During "Meadowmorphosis," more than 70 volunteers helped create the sculpture in the Anderson Wildflower Meadow.

Once you see one of Patrick Dougherty’s sculptures, you may never think about sticks in quite the same way again. Made entirely of sticks and saplings, his swirling, windswept structures resemble something from a childhood fantasy—the stuff of storybooks. In May, he made a stop on his world stick-sculpting tour at Richmond’s Lewis Ginter Botanical Garden, where his “Diamonds in the Rough” sculpture is right at home in a wildflower meadow with the soaring glass dome of the Conservatory in the background.

The inspiration for building larger-than-life sculptures from sticks has roots in Dougherty’s childhood spent near the woods in North Carolina. “I had lots of experience as a child playing. I’ve always loved making things, and somehow different forces came together and I realized the potential of these saplings to build things,” says Dougherty, whose somewhat unruly shock of white hair and boyish grin hints at the child inside. Yet he’s very serious about his work; he even built the log cabin where he lives with his wife and son in Chapel Hill, North Carolina.

It couldn’t be more fitting that the site he chose for his sculpture is near the spot where groups of school children enter the Children’s Garden. “Kids know everything about sticks. They can be weapons and tools, and [children] kind of relive our shadow life as hunters and gatherers,” says Dougherty. “What initially captivated me was the idea that this is how people used to make things, how people used to build things. As a child, you have some of those very same deeper impulses, so they came together in the material.”

The material itself costs nothing, courtesy of Mother Nature. But to bring his ideas to life, Dougherty relies on the resources of the organizations that commission his work—mostly museums, universities and gardens. Lewis Ginter Botanical Garden organized a team of 70 volunteers to help hand-select the red maple and sweet gum sticks and saplings from private land and assemble the structure over the course of three weeks. Thanks to donors, Lewis Ginter Botanical Garden also coordinated the hauling of several tons of collected material and provided scaffolding, among other costs involved in the creation of Dougherty’s larger-than-life sculpture.

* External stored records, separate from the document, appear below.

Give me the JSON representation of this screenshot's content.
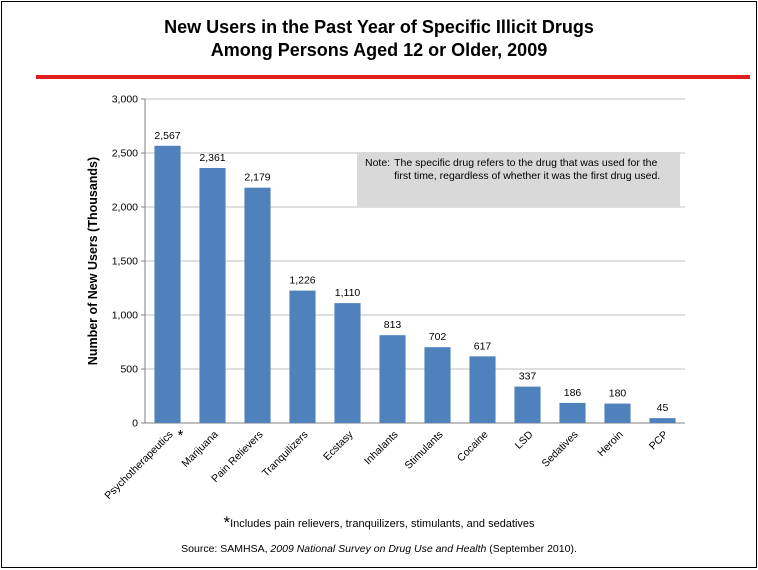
{
  "title": {
    "line1": "New Users in the Past Year of Specific Illicit Drugs",
    "line2": "Among Persons Aged 12 or Older, 2009"
  },
  "note": {
    "label": "Note:",
    "text": "The specific drug refers to the drug that was used for the first time, regardless of whether it was the first drug used."
  },
  "footnote": {
    "star": "*",
    "text": "Includes pain relievers, tranquilizers, stimulants, and sedatives"
  },
  "source": {
    "prefix": "Source:  SAMHSA, ",
    "title": "2009 National Survey on Drug Use and Health",
    "suffix": " (September 2010)."
  },
  "colors": {
    "bar": "#4f81bd",
    "rule": "#e02020",
    "grid": "#bfbfbf",
    "note_bg": "#d9d9d9"
  },
  "chart_data": {
    "type": "bar",
    "title": "New Users in the Past Year of Specific Illicit Drugs Among Persons Aged 12 or Older, 2009",
    "xlabel": "",
    "ylabel": "Number of New Users (Thousands)",
    "ylim": [
      0,
      3000
    ],
    "yticks": [
      0,
      500,
      1000,
      1500,
      2000,
      2500,
      3000
    ],
    "ytick_labels": [
      "0",
      "500",
      "1,000",
      "1,500",
      "2,000",
      "2,500",
      "3,000"
    ],
    "grid": true,
    "categories": [
      "Psychotherapeutics",
      "Marijuana",
      "Pain Relievers",
      "Tranquilizers",
      "Ecstasy",
      "Inhalants",
      "Stimulants",
      "Cocaine",
      "LSD",
      "Sedatives",
      "Heroin",
      "PCP"
    ],
    "category_markers": [
      "*",
      "",
      "",
      "",
      "",
      "",
      "",
      "",
      "",
      "",
      "",
      ""
    ],
    "values": [
      2567,
      2361,
      2179,
      1226,
      1110,
      813,
      702,
      617,
      337,
      186,
      180,
      45
    ],
    "value_labels": [
      "2,567",
      "2,361",
      "2,179",
      "1,226",
      "1,110",
      "813",
      "702",
      "617",
      "337",
      "186",
      "180",
      "45"
    ]
  }
}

Wherever he goes, there are plenty of volunteers eager to work with Dougherty. “It turns out that people know a lot about sticks, so it’s like they need an excuse to work with them,” he says. “A lot of people have low-level thoughts about building a chair or making a trellis. It’s not so conscious that you recognize the need, but when someone gives you the chance to do it, you’re right on it.”

Patrick Dougherty's stick sculpture is now on display at Lewis Ginter Botanical Garden in Richmond.